While America’s post-9/11 Islam fixation filled some people with dread, others were filled with curiosity.

“Many people realized, maybe for the first time, that, ‘Hey, there are mosques in our town,’ ” says Diana Eck, a comparative religion professor at Harvard University and director of the Pluralism Project, which documents America’s religious landscape.

As interest in American Muslims surged, many Muslim leaders went to great lengths to explain Islam to outsiders and to develop partnerships beyond the Muslim community – often, for the first time.

“Before 9/11, most mosques were fairly insular. Today, most mosques, if not all, have intensive programs of reaching out and having dialogues,” says Imam Rahman, who helped found the Interfaith Community Church in Seattle.

In the weeks immediately after Sept. 11, mosques and Islamic community centers around the country held open houses. Then, in 2008, a multinational group of 138 Muslim scholars, called Common Word, invited senior Christian leaders to Yale University to discuss commonalities among their faiths.

Real-world collaboration

Interfaith interaction can sometimes amount to little more than religious show-and-tell: you show me your strange rituals, and I’ll show you mine. But often, the theological icebreaking leads to real-world collaboration.

In Seattle, Falcon, Rahman and Pastor Mackenzie, who lecture and publish as the Interfaith Amigos, decided to turn their talk into action. They joined various interfaith service projects – including one where the men worked with the congregants of an evangelical megachurch to build a Habitat for Humanity home for a Muslim family.

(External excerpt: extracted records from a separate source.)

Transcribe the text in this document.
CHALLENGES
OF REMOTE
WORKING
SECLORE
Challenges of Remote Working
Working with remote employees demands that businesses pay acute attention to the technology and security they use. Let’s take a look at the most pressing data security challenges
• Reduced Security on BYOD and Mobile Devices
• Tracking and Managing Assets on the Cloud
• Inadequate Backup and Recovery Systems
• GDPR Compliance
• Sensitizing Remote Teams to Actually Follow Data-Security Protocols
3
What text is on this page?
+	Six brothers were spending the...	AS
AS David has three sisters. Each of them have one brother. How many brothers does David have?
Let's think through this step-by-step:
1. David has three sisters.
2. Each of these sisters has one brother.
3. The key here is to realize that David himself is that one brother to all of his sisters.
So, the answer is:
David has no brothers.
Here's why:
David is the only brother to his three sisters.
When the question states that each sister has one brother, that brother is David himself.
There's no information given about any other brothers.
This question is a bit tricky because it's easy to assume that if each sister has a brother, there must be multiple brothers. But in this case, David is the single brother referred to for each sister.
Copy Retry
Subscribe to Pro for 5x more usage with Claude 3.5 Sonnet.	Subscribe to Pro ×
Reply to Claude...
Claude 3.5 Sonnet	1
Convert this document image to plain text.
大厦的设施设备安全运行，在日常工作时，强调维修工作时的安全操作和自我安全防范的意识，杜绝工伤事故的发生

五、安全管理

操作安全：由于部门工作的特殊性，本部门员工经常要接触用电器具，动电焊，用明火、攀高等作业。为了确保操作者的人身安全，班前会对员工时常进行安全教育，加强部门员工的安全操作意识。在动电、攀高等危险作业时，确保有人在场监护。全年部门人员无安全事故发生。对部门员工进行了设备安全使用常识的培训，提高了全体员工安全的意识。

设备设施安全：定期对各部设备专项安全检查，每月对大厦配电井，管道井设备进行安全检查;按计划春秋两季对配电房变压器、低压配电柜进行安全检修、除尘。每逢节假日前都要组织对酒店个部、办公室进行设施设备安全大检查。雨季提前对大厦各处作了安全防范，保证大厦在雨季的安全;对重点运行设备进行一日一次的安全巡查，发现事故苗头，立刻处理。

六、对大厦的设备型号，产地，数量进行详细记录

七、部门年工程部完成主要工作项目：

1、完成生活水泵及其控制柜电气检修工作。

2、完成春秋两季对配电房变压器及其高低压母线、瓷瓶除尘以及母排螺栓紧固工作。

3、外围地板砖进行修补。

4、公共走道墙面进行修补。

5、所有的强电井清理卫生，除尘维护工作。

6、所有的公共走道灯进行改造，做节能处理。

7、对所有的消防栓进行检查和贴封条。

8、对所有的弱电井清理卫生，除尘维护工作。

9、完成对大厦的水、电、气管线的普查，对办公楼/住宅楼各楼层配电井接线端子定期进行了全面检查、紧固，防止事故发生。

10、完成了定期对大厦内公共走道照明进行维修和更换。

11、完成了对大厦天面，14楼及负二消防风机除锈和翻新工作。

In an area of Brooklyn, New York known as “Little Pakistan,” a local entrepreneur founded a nonprofit agency in early 2002 to serve low-income South Asians and Muslims, including many who were detained after 9/11.

Since then, the group has expanded its mission to serve non-Muslims and has worked with Jewish and Christian leaders on several initiatives, including a public health campaign, hate crime prevention, and youth leadership training. In August, the group honored rabbis and pastors at a series of public iftar dinners during the Islamic holy month of Ramadan.

Successful interfaith coalitions must focus on shared concerns, rather than theological differences, says Mohammad Razvi, founder of the Brooklyn nonprofit, known as the Council of Peoples Organization.